Oleh Fransiskus Borgias
(Fakultas Filsafat, Universitas Katolik Parahyangan, Bandung)
Tema kefanaan manusia sudah beberapa kali saya bahas dalam Rentigraf ini. Namun masih ada aspek yang bisa diungkapkan. Karena kita makhluk fana, maka secara alami kita mendambakan kehidupan sempurna, yang tidak ditandai sakit ataupun kepedihan, tidak ditandai kesusahan, sengsara, konflik ataupun peperangan. Betapa hidup sangat menyedihkan jika hal-hal itu menimpa kita.

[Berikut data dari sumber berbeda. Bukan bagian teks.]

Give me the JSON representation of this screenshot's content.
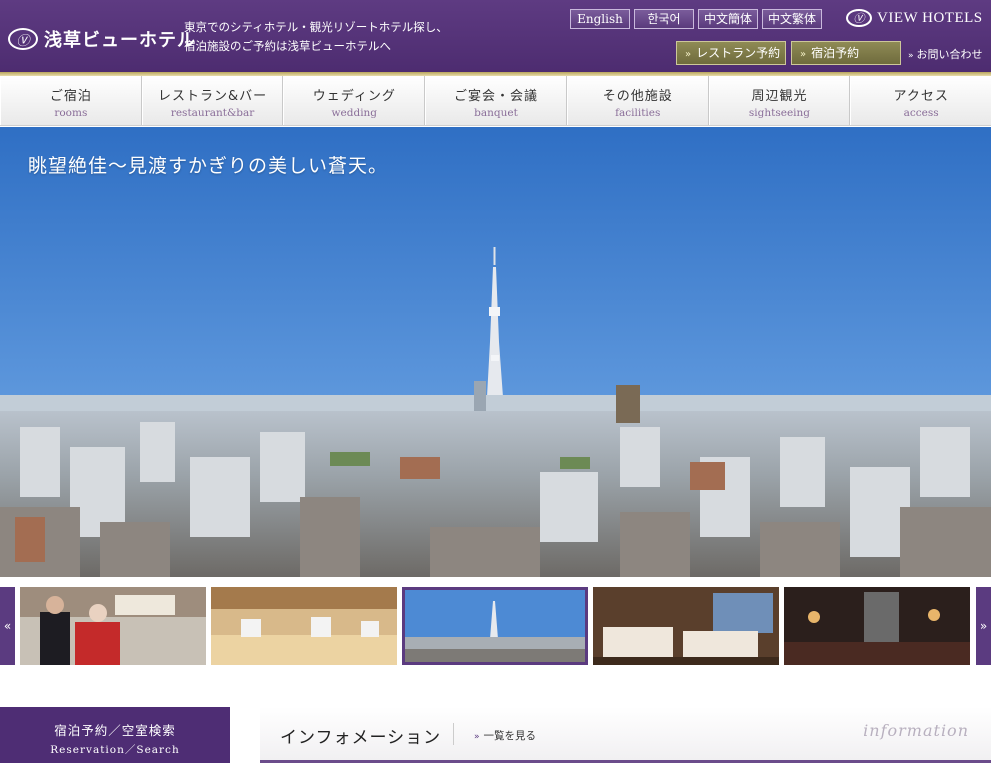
{
  "header": {
    "logo_mark": "Ⓥ",
    "logo_text": "浅草ビューホテル",
    "tagline_line1": "東京でのシティホテル・観光リゾートホテル探し、",
    "tagline_line2": "宿泊施設のご予約は浅草ビューホテルへ",
    "languages": [
      "English",
      "한국어",
      "中文簡体",
      "中文繁体"
    ],
    "brand_mark": "Ⓥ",
    "brand_text": "VIEW HOTELS",
    "restaurant_reserve": "レストラン予約",
    "stay_reserve": "宿泊予約",
    "contact": "お問い合わせ",
    "arrow": "»"
  },
  "nav": [
    {
      "jp": "ご宿泊",
      "en": "rooms"
    },
    {
      "jp": "レストラン&バー",
      "en": "restaurant&bar"
    },
    {
      "jp": "ウェディング",
      "en": "wedding"
    },
    {
      "jp": "ご宴会・会議",
      "en": "banquet"
    },
    {
      "jp": "その他施設",
      "en": "facilities"
    },
    {
      "jp": "周辺観光",
      "en": "sightseeing"
    },
    {
      "jp": "アクセス",
      "en": "access"
    }
  ],
  "hero": {
    "caption": "眺望絶佳～見渡すかぎりの美しい蒼天。"
  },
  "thumbnails": {
    "prev": "«",
    "next": "»",
    "active_index": 2
  },
  "search_box": {
    "jp": "宿泊予約／空室検索",
    "en": "Reservation／Search"
  },
  "info": {
    "title": "インフォメーション",
    "link": "一覧を見る",
    "arrow": "»",
    "watermark": "information"
  },
  "colors": {
    "brand_purple": "#4e2d74",
    "gold_button": "#7d7946",
    "sky": "#3f7fcf"
  }
}
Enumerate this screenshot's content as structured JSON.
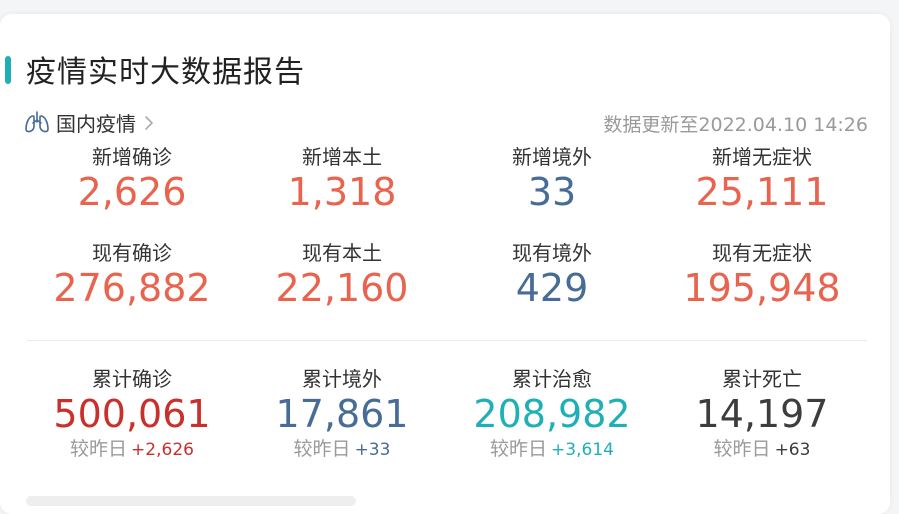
{
  "header": {
    "title": "疫情实时大数据报告"
  },
  "sub": {
    "region": "国内疫情",
    "updated": "数据更新至2022.04.10 14:26"
  },
  "colors": {
    "red": "#e8644f",
    "blue": "#466c97",
    "teal": "#1fb0b7",
    "dark_red": "#c9302c",
    "dark": "#3d3d3d",
    "accent_bar": "#1fb0b7"
  },
  "row1": [
    {
      "label": "新增确诊",
      "value": "2,626",
      "color": "#e8644f"
    },
    {
      "label": "新增本土",
      "value": "1,318",
      "color": "#e8644f"
    },
    {
      "label": "新增境外",
      "value": "33",
      "color": "#466c97"
    },
    {
      "label": "新增无症状",
      "value": "25,111",
      "color": "#e8644f"
    }
  ],
  "row2": [
    {
      "label": "现有确诊",
      "value": "276,882",
      "color": "#e8644f"
    },
    {
      "label": "现有本土",
      "value": "22,160",
      "color": "#e8644f"
    },
    {
      "label": "现有境外",
      "value": "429",
      "color": "#466c97"
    },
    {
      "label": "现有无症状",
      "value": "195,948",
      "color": "#e8644f"
    }
  ],
  "row3": [
    {
      "label": "累计确诊",
      "value": "500,061",
      "color": "#c9302c",
      "delta_label": "较昨日",
      "delta": "+2,626",
      "delta_color": "#c9302c"
    },
    {
      "label": "累计境外",
      "value": "17,861",
      "color": "#466c97",
      "delta_label": "较昨日",
      "delta": "+33",
      "delta_color": "#466c97"
    },
    {
      "label": "累计治愈",
      "value": "208,982",
      "color": "#1fb0b7",
      "delta_label": "较昨日",
      "delta": "+3,614",
      "delta_color": "#1fb0b7"
    },
    {
      "label": "累计死亡",
      "value": "14,197",
      "color": "#3d3d3d",
      "delta_label": "较昨日",
      "delta": "+63",
      "delta_color": "#3d3d3d"
    }
  ],
  "icons": {
    "region_icon": "lungs-icon",
    "chevron": "chevron-right-icon"
  }
}
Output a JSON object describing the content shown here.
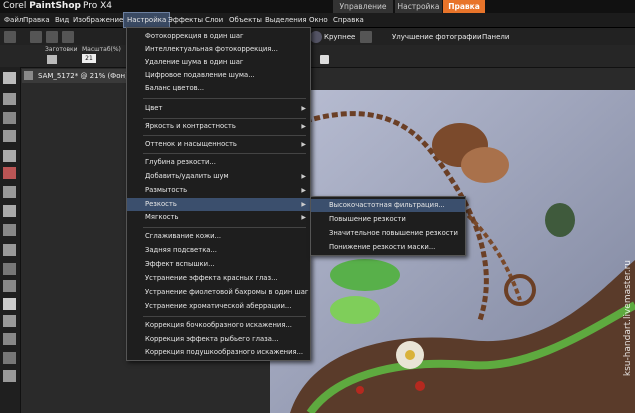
{
  "app": {
    "brand_left": "Corel",
    "brand_main": "PaintShop",
    "brand_right": "Pro X4"
  },
  "workspace_tabs": [
    {
      "label": "Управление"
    },
    {
      "label": "Настройка"
    },
    {
      "label": "Правка"
    }
  ],
  "menubar": [
    {
      "label": "Файл"
    },
    {
      "label": "Правка"
    },
    {
      "label": "Вид"
    },
    {
      "label": "Изображение"
    },
    {
      "label": "Настройка"
    },
    {
      "label": "Эффекты"
    },
    {
      "label": "Слои"
    },
    {
      "label": "Объекты"
    },
    {
      "label": "Выделения"
    },
    {
      "label": "Окно"
    },
    {
      "label": "Справка"
    }
  ],
  "toolbar": {
    "zoom_in_label": "Крупнее",
    "enhance_label": "Улучшение фотографии",
    "panels_label": "Панели",
    "preset_label": "Заготовки",
    "scale_label": "Масштаб(%)",
    "scale_value": "21"
  },
  "document": {
    "tab_label": "SAM_5172* @ 21% (Фон)"
  },
  "adjust_menu": {
    "items": [
      {
        "label": "Фотокоррекция в один шаг"
      },
      {
        "label": "Интеллектуальная фотокоррекция..."
      },
      {
        "label": "Удаление шума в один шаг"
      },
      {
        "label": "Цифровое подавление шума..."
      },
      {
        "label": "Баланс цветов..."
      },
      {
        "label": "Цвет"
      },
      {
        "label": "Яркость и контрастность"
      },
      {
        "label": "Оттенок и насыщенность"
      },
      {
        "label": "Глубина резкости..."
      },
      {
        "label": "Добавить/удалить шум"
      },
      {
        "label": "Размытость"
      },
      {
        "label": "Резкость"
      },
      {
        "label": "Мягкость"
      },
      {
        "label": "Сглаживание кожи..."
      },
      {
        "label": "Задняя подсветка..."
      },
      {
        "label": "Эффект вспышки..."
      },
      {
        "label": "Устранение эффекта красных глаз..."
      },
      {
        "label": "Устранение фиолетовой бахромы в один шаг"
      },
      {
        "label": "Устранение хроматической аберрации..."
      },
      {
        "label": "Коррекция бочкообразного искажения..."
      },
      {
        "label": "Коррекция эффекта рыбьего глаза..."
      },
      {
        "label": "Коррекция подушкообразного искажения..."
      }
    ]
  },
  "sharpen_submenu": {
    "items": [
      {
        "label": "Высокочастотная фильтрация..."
      },
      {
        "label": "Повышение резкости"
      },
      {
        "label": "Значительное повышение резкости"
      },
      {
        "label": "Понижение резкости маски..."
      }
    ]
  },
  "watermark": "ksu-handart.livemaster.ru",
  "colors": {
    "accent_tab": "#e8742a",
    "menu_highlight": "#3b4f6d"
  }
}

Dari dalam lembah derita, lembah tangisan (lacrimarum valle) ini, kita mendamba melihat gambaran sekilas hidup sempurna dan indah. Di sini ada tantangan dan kerinduan rohani untuk merasakan kebahagiaan itu di tengah perjuangan kita. Kira-kira seperti pengalaman tiga rasul Yesus (Petrus, Yohanes, Yakobus) yang “sudah mengalami” kemuliaan kebangkitan, sebagai persiapan menyongsong sengsara dan wafat Kristus yang mengerikan itu. Gambaran sekilas hidup kekal yang sempurna itu diharapkan bisa menjadi daya yang memampukan kita merangkul dan mereguk realitas hidup kita yang fana ini, tetapi dengan itu kita berharap untuk bersentuhan dengan hidup abadi yang sempurna dan indah yang disingkapkan sedikit sekarang. Dengan harapan seperti itu, kita mendapatkan kekuatan baru untuk berharap di tengah situasi yang terasa seperti situasi tanpa harapan, against all hope.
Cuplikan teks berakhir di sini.